Emergencia

Emergencia Libia: el infierno de los refugiados

Libia, una trampa mortal en medio del Mediterráneo

Libia: Torturas, abusos, tráfico sexual y esclavitud

Con solo 21 días de vida, Awtsane lleva tres países a sus espaldas. El pequeño refugiado de madre eritrea nacido en Libia ha conseguido ahora llegar a Italia al ser evacuado ante el riesgo que supone permanecer en el país. Es uno de los más de 2.500 refugiados en situación de vulnerabilidad que ACNUR trasladado a un lugar seguro.

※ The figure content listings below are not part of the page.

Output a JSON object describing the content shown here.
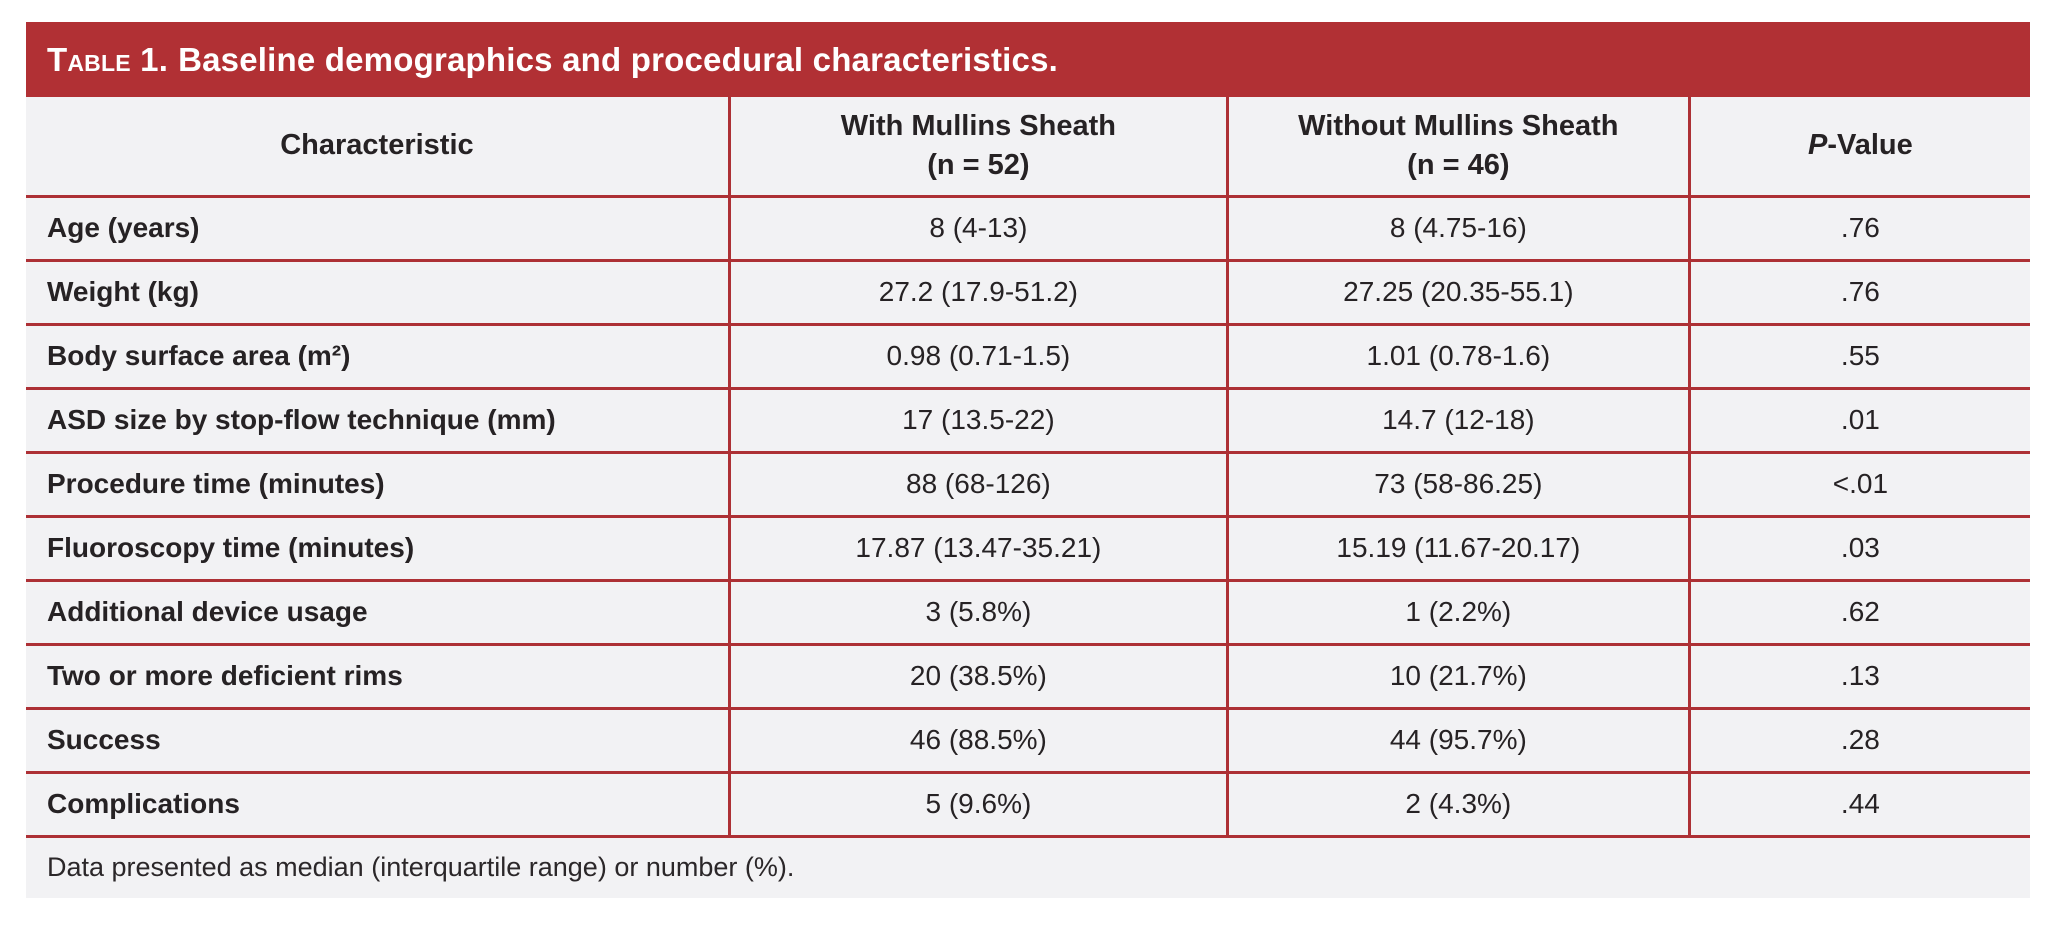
{
  "title": {
    "prefix": "Table 1.",
    "text": "Baseline demographics and procedural characteristics."
  },
  "columns": {
    "characteristic": "Characteristic",
    "with_sheath": {
      "line1": "With Mullins Sheath",
      "line2": "(n = 52)"
    },
    "without_sheath": {
      "line1": "Without Mullins Sheath",
      "line2": "(n = 46)"
    },
    "p_value": {
      "italic": "P",
      "rest": "-Value"
    }
  },
  "rows": [
    {
      "label": "Age (years)",
      "with_sheath": "8 (4-13)",
      "without_sheath": "8 (4.75-16)",
      "p": ".76"
    },
    {
      "label": "Weight (kg)",
      "with_sheath": "27.2 (17.9-51.2)",
      "without_sheath": "27.25 (20.35-55.1)",
      "p": ".76"
    },
    {
      "label": "Body surface area (m²)",
      "with_sheath": "0.98 (0.71-1.5)",
      "without_sheath": "1.01 (0.78-1.6)",
      "p": ".55"
    },
    {
      "label": "ASD size by stop-flow technique (mm)",
      "with_sheath": "17 (13.5-22)",
      "without_sheath": "14.7 (12-18)",
      "p": ".01"
    },
    {
      "label": "Procedure time (minutes)",
      "with_sheath": "88 (68-126)",
      "without_sheath": "73 (58-86.25)",
      "p": "<.01"
    },
    {
      "label": "Fluoroscopy time (minutes)",
      "with_sheath": "17.87 (13.47-35.21)",
      "without_sheath": "15.19 (11.67-20.17)",
      "p": ".03"
    },
    {
      "label": "Additional device usage",
      "with_sheath": "3 (5.8%)",
      "without_sheath": "1 (2.2%)",
      "p": ".62"
    },
    {
      "label": "Two or more deficient rims",
      "with_sheath": "20 (38.5%)",
      "without_sheath": "10 (21.7%)",
      "p": ".13"
    },
    {
      "label": "Success",
      "with_sheath": "46 (88.5%)",
      "without_sheath": "44 (95.7%)",
      "p": ".28"
    },
    {
      "label": "Complications",
      "with_sheath": "5 (9.6%)",
      "without_sheath": "2 (4.3%)",
      "p": ".44"
    }
  ],
  "footnote": "Data presented as median (interquartile range) or number (%).",
  "colors": {
    "accent_red": "#B13034",
    "divider_red": "#AD3035",
    "body_bg": "#F2F2F4",
    "text": "#262224",
    "title_text": "#FFFFFF"
  }
}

Mientras tanto, los casos de abusos, torturas y venta de esclavos continúan en Libia y miles de mujeres y niñas son objeto de tráfico sexual. En los barcos de rescate en el Mediterráneo, los médicos de ACNUR comprueban las vejaciones sufridas por personas como Mamoudou, un joven nigeriano que consiguió escapar tras ser secuestrado durante 3 semanas sin apenas agua y comida.

 
Mapa de Libia flujos mixtos migraciones

Libia, de destino laboral al camino del infierno

Su posición estratégica entre el norte de África convirtió a Libia en un destino laboral próspero para refugiados y migrantes. Miles de personas cruzaban la frontera con la esperanza de volver a sus casas años más tarde con ahorros para reemprender su vida. Pero desde 2011, la situación en el país no hizo más que empeorar.

En 2017, ACNUR hizo un llamamiento desesperado para realojar a los refugiados más vulnerables en otros países. Casi dos años después, el número de muertos en el desierto de Libia sigue superando al del Mediterráneo.

 
56.210
refugiados y solicitantes de asilo registrados en Libia.
170.500
desplazados internos en Libia
5.600
refugiados y migrantes en centros de detención.
 
 

Cada minuto cuenta.

 

ACNUR evacúa a 2.700 refugiados de Libia a Níger, Italia, Rumanía y Canadá

Flujos mixtos de refugiados y migrantes llegan a Libia con la esperanza de un futuro.

Aunque muchos son migrantes económicos, más de una cuarta parte de quienes llegan a Libia son objeto de protección internacional. Personas procedentes de Sudán, Siria, Eritrea, Etiopía, Palestina, Somalia e Irak que no podían imaginar lo que encontrarían allí. La inestable situación y la falta de autoridades en Libia hace que la mayoría sean retenidos en centros ilegales, secuestrados y torturados, o acaben en manos de traficantes.

Durante 2018, ACNUR evacuó y reasentó a 2.700 refugiados, ha facilitado 21.870 consultas médicas y 104.441 refugiados y desplazados internos han recibido asistencia alimentaria. ACNUR y sus socios han repartido 9.700 paquetes con materiales de emergencia.

839.000 niños en la región participa en programas de apoyo psicosocial.

5.600 refugiados y migrantes en centros de detención necesitan ayuda

El pasado 3 de julio, más de 50 inmigrantes y refugiados perdieron la vida en un bombardeo sobre el centro de detención de Tajoura, al este de Trípoli (Libia).

La situación en los centros libios de detención empeora para las personas retenidas después de intentar alcanzar Europa por mar. En muchos de ellos, hay personas que necesitan tratamiento médico, escasea la comida y las instalaciones de agua y saneamiento están en mal estado.

En 2019, ACNUR ha evacuado del país a 1.297 refugiados retenidos en centros de detención en Libia. La mayoría de ellos son considerados población vulnerable: niños solos o mujeres con hijos, a menudo fruto de los abusos sufridos desde que huyeron de sus hogares. Antes de ser evacuados a países como Italia, Rumanía, Níger o Canadá, para evitar que caigan en manos de bandas criminales que explotan a refugiados y migrantes en Libia, son trasladados a un lugar seguro, donde reciben artículos básicos y asistencia médica.

Se necesitan recursos para evacuar y reasentar a todas estas personas, así como para posibilitar el regreso de aquellas que desean retornar a sus países de origen.

En la actualidad, debido a la situación de emergencia por la que atraviesa el país, Libia no puede considerarse un puerto seguro. Por eso, hay que evitar, en la medida de lo posible, que las personas rescatadas en el Mediterráneo desembarquen en el país.

 
“La gente desaparece. Muere en el desierto mucho más de los que están muriendo en el Mediterráneo”
Vincent Cochelet, director de la oficina de ACNUR en Europa.